Bed Bath & Beyond Inc and GameStop Corp also slid as AMC’s preferred stock, trading under the ticker “APE,” opened at $6.21 on the New York Stock Exchange. AMC common shares were nearly 40% lower at $10.93.
The American movie chain said its preferred shares, intended as dividend, will have the same voting rights as AMC common stock and could be used for raising capital in the future.
Trading of both classes of shares was halted multiple times in volatile trading. AMC and APE shares were together trading at $17.14.
Bed Bath & Beyond Inc, was down 3%, continuing Friday’s 40.5% slump after billionaire Ryan Cohen abruptly dumped his stake in the struggling retailer.
Cohen had built a following last year of loyal individual investors who bet on his turnaround of video game retailer GameStop Corp. GameStop was down 4% on Monday.
A lot of the meme-ers were on the Ryan Cohen bandwagon and now that he’s gone I think a lot of them are hitting the exit button, said Dennis Dick, head trader and market structure analyst at Triple D Trading. So you had similar investors in Bed Bath and Beyond and Gamestop and AMC, he said.
Traders said AMC shares tanked due to the stock issue and after Cineworld, which owns Regal cinemas in the United States, warned that it was staring at a possible bankruptcy filing due to debt that soared during the pandemic.
On Friday, AMC reiterated that it was hit by a ‘relatively weak’ film slate in the third quarter of 2022.

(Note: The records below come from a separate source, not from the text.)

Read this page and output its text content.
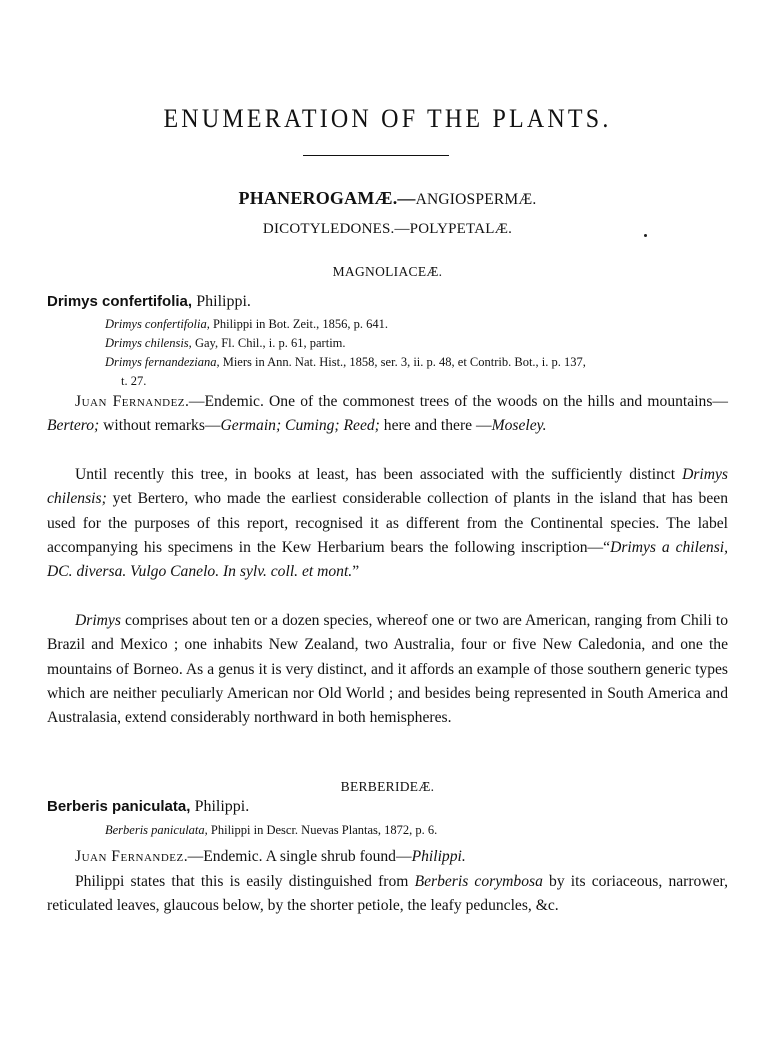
ENUMERATION OF THE PLANTS.
PHANEROGAMÆ.—ANGIOSPERMÆ.
DICOTYLEDONES.—POLYPETALÆ.
MAGNOLIACEÆ.
Drimys confertifolia, Philippi.
Drimys confertifolia, Philippi in Bot. Zeit., 1856, p. 641.
Drimys chilensis, Gay, Fl. Chil., i. p. 61, partim.
Drimys fernandeziana, Miers in Ann. Nat. Hist., 1858, ser. 3, ii. p. 48, et Contrib. Bot., i. p. 137,
t. 27.

Juan Fernandez.—Endemic. One of the commonest trees of the woods on the hills and mountains—Bertero; without remarks—Germain; Cuming; Reed; here and there —Moseley.

Until recently this tree, in books at least, has been associated with the sufficiently distinct Drimys chilensis; yet Bertero, who made the earliest considerable collection of plants in the island that has been used for the purposes of this report, recognised it as different from the Continental species. The label accompanying his specimens in the Kew Herbarium bears the following inscription—“Drimys a chilensi, DC. diversa. Vulgo Canelo. In sylv. coll. et mont.”

Drimys comprises about ten or a dozen species, whereof one or two are American, ranging from Chili to Brazil and Mexico ; one inhabits New Zealand, two Australia, four or five New Caledonia, and one the mountains of Borneo. As a genus it is very distinct, and it affords an example of those southern generic types which are neither peculiarly American nor Old World ; and besides being represented in South America and Australasia, extend considerably northward in both hemispheres.

BERBERIDEÆ.
Berberis paniculata, Philippi.
Berberis paniculata, Philippi in Descr. Nuevas Plantas, 1872, p. 6.

Juan Fernandez.—Endemic. A single shrub found—Philippi.

Philippi states that this is easily distinguished from Berberis corymbosa by its coriaceous, narrower, reticulated leaves, glaucous below, by the shorter petiole, the leafy peduncles, &c.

The AMC distribution of “APE” is somewhere between a stock split and a stock dividend, said Rick Meckler at Cherry Lane Investments. To understand the price movement in AMC today, you need to add the current price of AMC stock with the price of APE. This seems designed to effectively allow for the issuance of more equity by AMC without technically breaking the company’s promise to not issue more common shares further potentially diluting their value.
Thomas Hayes, chairman of Green Hill Capital said the security was AMC ‘pretending to give existing shareholders something of value, but in reality they are just paving the road for future dilution.’